В противоположность идеям Ницше и Блока, главным героем книги Луговского становится именно история. Она изображена глазами человека, чья судьба безнадежно деформирована историческими катаклизмами, — и в этом смысле историософия Луговского в ее «стоическом» варианте явственно перекликается с историософией Волошина.
Огонь родил убийства и напасти, Он сам, лоснясь тяжелой медной мордой, Входил клубами в раскаленный дом.489
Материалы к творческой истории… С. 704.
На одном из последних публичных выступлений, 31 января 1957 года, Луговской объяснял свою книгу как систему лейтмотивов, связывающих обобщенные образы исторических событий, — метод, близкий к волошинскому:
Это не попытка соединить воедино какие-то исторические события, это как бы душа некоторых событий… Вся книга… сделана по принципу «цепи». Цепь эта перезванивает: иногда перезванивают образы, иногда одна и та же строка, иногда это одно и то же действующее лицо или это потомок того лица, которое действовало раньше. […] Здесь — еще раз повторяю — попытка обобщить время [490] .

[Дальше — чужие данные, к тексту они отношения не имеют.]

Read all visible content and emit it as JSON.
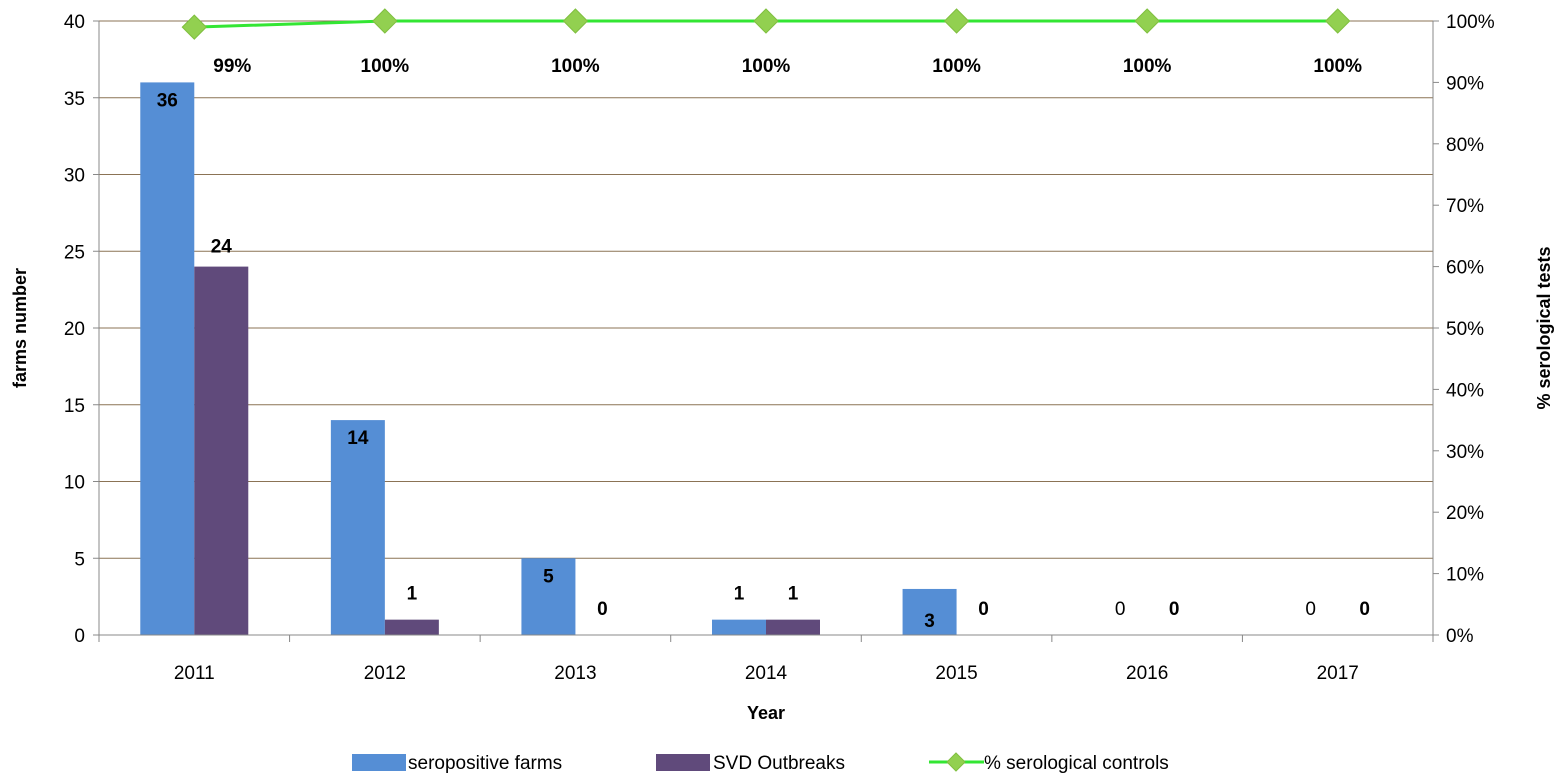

Вступление к книге «Середина века» прославляет Октябрьскую революцию 1917 года и манифестирует веру в прогресс (на жаргоне советских редакторов такие идеологически правильные стихотворения, предварявшие подборку, назывались «паровозами» — Луговской, по признанию Гринберга, написал его буквально за несколько дней до отправки книги в печать [491] ), но повествование в значительной части поздних поэм Луговского посвящено или предчувствию Первой или Второй мировых войн [492] , или демонстрации разрушительности и бесцельности насилия, которое несет с собой история. Один из героев стихотворения «Новый год» (1957) — вызывающий у автора безусловную симпатию поэт — провозглашает:
490
Луговской В. Раздумья о поэзии. С. 48–49.
491
Материалы к творческой истории… С. 670.
492
Впрочем, этот мотив возникает у Луговского в более ранних стихах — ср., например, стихотворение «Кухня времени» (1929): «Мы в дикую стужу / В разгромленной мгле / Стоим / На летящей куда-то земле — / Философ, солдат и калека. / Над нами восходит кровавой звездой, / И свастикой черной и ночью седой / Средина / Двадцатого века!» (Луговской В. Собр. соч.: В 3 т. Т. 1. С. 159).